Expect phishers to try and snare you with end-of-year give-aways and contests, said Belani. In this scenario, the email looks believable because it appears to be from your employer, who is offering you a chance to win something as part of an employee holiday raffle.
"It will claim the company is giving away something like a $500 AMEX card in a raffle," said Belani.
There's a simple underlying strategy in most scam-prevention tactics: Always verify!
The fire inspector is poking around your office? Great—that's his job—but call the fire department and verify his name and whereabouts.
Email says there's mold in your building? Find the facilities manager and double-check. Print a copy of the email and show it to her.
You can always double-check anyone's story. Just smile politely, blame "company policy," and get someone on the phone.
Rather than click and start filling out your information, get up and go ask around. Don't ask others if they got the same email; they may be targets, too. Your best source, of course, is HR or whoever is in charge of organizing these kinds of company-sponsored contests and events.
"A year-end inspection has turned up mold in offices in our building at [your work address]"

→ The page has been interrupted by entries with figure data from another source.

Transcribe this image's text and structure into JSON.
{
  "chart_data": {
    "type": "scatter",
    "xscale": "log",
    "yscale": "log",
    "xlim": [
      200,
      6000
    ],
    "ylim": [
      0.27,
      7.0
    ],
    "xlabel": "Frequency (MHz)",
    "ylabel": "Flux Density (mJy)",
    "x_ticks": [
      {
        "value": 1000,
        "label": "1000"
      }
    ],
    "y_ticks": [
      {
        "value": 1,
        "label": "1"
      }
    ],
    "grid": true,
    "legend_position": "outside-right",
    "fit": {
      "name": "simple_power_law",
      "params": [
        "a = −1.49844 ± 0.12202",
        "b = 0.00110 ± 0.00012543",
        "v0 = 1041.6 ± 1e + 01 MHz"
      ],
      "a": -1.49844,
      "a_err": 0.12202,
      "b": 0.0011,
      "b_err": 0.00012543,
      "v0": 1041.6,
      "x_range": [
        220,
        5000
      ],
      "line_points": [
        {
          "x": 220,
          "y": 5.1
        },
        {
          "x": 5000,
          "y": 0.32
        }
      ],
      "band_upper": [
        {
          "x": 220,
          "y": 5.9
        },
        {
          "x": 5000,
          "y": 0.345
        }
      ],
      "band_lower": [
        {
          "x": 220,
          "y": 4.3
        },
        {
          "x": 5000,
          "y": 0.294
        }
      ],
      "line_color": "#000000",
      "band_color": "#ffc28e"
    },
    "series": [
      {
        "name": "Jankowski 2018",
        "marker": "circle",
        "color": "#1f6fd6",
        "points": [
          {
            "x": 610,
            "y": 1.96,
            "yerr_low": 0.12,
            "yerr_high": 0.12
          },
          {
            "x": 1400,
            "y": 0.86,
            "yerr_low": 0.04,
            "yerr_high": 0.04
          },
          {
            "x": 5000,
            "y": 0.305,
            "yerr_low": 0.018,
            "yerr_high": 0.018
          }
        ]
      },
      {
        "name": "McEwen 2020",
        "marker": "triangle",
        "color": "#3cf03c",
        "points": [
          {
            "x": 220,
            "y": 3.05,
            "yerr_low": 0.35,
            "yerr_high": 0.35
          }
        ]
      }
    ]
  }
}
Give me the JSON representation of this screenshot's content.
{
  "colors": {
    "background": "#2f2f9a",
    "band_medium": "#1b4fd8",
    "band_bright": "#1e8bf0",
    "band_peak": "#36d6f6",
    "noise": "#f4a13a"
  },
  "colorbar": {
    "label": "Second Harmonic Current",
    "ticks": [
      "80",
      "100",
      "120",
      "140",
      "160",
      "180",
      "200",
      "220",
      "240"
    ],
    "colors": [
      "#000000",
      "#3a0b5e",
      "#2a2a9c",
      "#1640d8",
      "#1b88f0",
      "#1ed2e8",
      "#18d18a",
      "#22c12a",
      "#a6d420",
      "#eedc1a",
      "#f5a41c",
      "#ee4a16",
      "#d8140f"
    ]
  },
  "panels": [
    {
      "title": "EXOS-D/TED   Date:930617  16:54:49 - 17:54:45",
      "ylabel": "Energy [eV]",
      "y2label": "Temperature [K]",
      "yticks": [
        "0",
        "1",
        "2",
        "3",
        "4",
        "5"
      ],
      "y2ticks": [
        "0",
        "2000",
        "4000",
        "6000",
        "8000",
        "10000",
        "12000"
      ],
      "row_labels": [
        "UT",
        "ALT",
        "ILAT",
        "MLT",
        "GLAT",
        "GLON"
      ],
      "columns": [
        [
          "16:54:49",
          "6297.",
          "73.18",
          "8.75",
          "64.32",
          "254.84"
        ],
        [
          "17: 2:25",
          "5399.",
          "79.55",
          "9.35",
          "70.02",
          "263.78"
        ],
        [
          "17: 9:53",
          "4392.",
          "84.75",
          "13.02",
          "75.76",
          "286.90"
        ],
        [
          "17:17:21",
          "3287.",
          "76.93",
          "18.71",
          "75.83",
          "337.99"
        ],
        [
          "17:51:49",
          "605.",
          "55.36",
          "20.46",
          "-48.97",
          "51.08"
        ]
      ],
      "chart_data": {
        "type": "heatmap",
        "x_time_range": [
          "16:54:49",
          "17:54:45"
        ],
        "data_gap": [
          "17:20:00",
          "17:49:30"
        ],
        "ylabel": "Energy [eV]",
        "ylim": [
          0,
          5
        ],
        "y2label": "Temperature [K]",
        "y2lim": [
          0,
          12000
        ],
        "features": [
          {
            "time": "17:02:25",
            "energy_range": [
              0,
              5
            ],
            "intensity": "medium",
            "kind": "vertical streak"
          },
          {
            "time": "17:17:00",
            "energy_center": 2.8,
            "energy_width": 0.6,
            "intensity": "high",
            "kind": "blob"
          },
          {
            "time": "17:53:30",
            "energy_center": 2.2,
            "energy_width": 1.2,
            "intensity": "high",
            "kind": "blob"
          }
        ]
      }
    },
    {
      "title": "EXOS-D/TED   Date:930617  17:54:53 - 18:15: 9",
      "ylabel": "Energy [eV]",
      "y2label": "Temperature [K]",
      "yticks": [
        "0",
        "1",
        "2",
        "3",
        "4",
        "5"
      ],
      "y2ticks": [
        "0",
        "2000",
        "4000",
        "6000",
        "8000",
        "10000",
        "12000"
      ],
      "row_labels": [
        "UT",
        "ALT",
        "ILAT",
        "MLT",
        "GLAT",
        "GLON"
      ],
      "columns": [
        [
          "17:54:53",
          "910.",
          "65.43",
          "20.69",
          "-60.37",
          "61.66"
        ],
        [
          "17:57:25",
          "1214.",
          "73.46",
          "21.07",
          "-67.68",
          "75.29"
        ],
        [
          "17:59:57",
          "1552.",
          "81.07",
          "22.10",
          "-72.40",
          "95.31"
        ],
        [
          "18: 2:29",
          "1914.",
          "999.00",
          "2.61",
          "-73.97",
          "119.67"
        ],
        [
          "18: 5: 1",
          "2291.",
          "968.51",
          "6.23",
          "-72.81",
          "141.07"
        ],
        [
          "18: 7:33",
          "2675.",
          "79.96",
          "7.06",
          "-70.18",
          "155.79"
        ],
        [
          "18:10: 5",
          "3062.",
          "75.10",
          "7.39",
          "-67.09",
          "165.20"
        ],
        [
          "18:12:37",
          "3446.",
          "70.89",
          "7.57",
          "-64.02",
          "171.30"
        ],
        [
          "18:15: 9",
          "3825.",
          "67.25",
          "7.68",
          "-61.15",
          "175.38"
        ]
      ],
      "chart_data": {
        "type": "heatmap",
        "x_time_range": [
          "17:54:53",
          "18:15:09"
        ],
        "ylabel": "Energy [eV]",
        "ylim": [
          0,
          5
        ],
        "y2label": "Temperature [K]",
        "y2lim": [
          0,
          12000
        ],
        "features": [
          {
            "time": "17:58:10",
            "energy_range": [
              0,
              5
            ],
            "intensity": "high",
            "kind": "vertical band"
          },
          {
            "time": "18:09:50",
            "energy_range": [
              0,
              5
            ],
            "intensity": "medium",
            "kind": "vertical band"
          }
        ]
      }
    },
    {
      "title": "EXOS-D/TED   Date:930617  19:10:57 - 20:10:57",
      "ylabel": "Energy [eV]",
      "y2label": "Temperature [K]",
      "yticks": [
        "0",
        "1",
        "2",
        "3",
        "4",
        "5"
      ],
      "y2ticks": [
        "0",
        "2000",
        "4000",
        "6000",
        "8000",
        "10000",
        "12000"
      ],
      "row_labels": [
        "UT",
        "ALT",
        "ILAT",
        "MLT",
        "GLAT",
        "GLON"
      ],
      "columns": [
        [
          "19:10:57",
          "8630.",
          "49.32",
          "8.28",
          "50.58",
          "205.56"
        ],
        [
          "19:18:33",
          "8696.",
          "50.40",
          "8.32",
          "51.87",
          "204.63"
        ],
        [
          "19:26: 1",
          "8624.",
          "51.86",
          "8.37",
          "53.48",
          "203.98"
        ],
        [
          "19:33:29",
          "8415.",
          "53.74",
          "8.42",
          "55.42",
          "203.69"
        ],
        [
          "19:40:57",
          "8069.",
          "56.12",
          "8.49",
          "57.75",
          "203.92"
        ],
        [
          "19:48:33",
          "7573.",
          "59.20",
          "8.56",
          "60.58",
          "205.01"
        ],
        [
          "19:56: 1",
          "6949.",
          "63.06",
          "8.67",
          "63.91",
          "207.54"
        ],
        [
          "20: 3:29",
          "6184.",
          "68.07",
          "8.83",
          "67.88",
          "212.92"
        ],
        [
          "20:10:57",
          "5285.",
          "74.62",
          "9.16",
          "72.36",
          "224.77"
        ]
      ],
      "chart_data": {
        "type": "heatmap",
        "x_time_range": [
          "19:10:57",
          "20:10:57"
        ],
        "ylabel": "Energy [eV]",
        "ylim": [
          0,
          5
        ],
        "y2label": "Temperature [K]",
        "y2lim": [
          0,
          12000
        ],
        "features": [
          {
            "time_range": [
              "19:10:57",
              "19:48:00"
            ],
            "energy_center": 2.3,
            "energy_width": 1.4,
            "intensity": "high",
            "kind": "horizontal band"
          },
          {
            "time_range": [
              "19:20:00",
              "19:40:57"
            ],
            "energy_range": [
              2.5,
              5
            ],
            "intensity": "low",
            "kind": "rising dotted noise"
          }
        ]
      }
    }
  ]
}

Belani said PhishMe analyzed phishing scenarios that employees where likely fall for and found that tactics that instill fear in the message receiver were slightly more successful than those that used a "greed" motivator, like a discount, coupon or contest.
In this scenario, phishers are hoping that by mentioning your building, they can get you to click on a Word document, or other attachment, to find out if your specific office is affected by this alleged "mold discovery."
"People don't pause and say: 'Would facility security do this?'" said Belani. "This touches off a slight sense of fear and the person thinks: 'I better figure this out.'"
In this kind of situation, Belani recommends seeking out other notices on the news. Is there a posting on the break room bulletin board, for example? If that fails to turn up information, get on the phone.
"Call someone in the department that sent the email and ask: 'Did you send me this document?'" said Belani.
"[Your company] is migrating its payroll system before the end of the year. Please enter your updated information to avoid interruption of your direct deposit."
Another fear-based scenario, Belani said, this is particularly effective during the holidays when concern about finances is high. The fear that you might not receive your paycheck some Friday causes employees to do whatever they are told to do to prevent it from happening.
"We need to listen to authority, but sometimes it takes over our mindset," said Belani. "I'm not saying we need to be suspicious about everything, but we need to be slightly suspicious."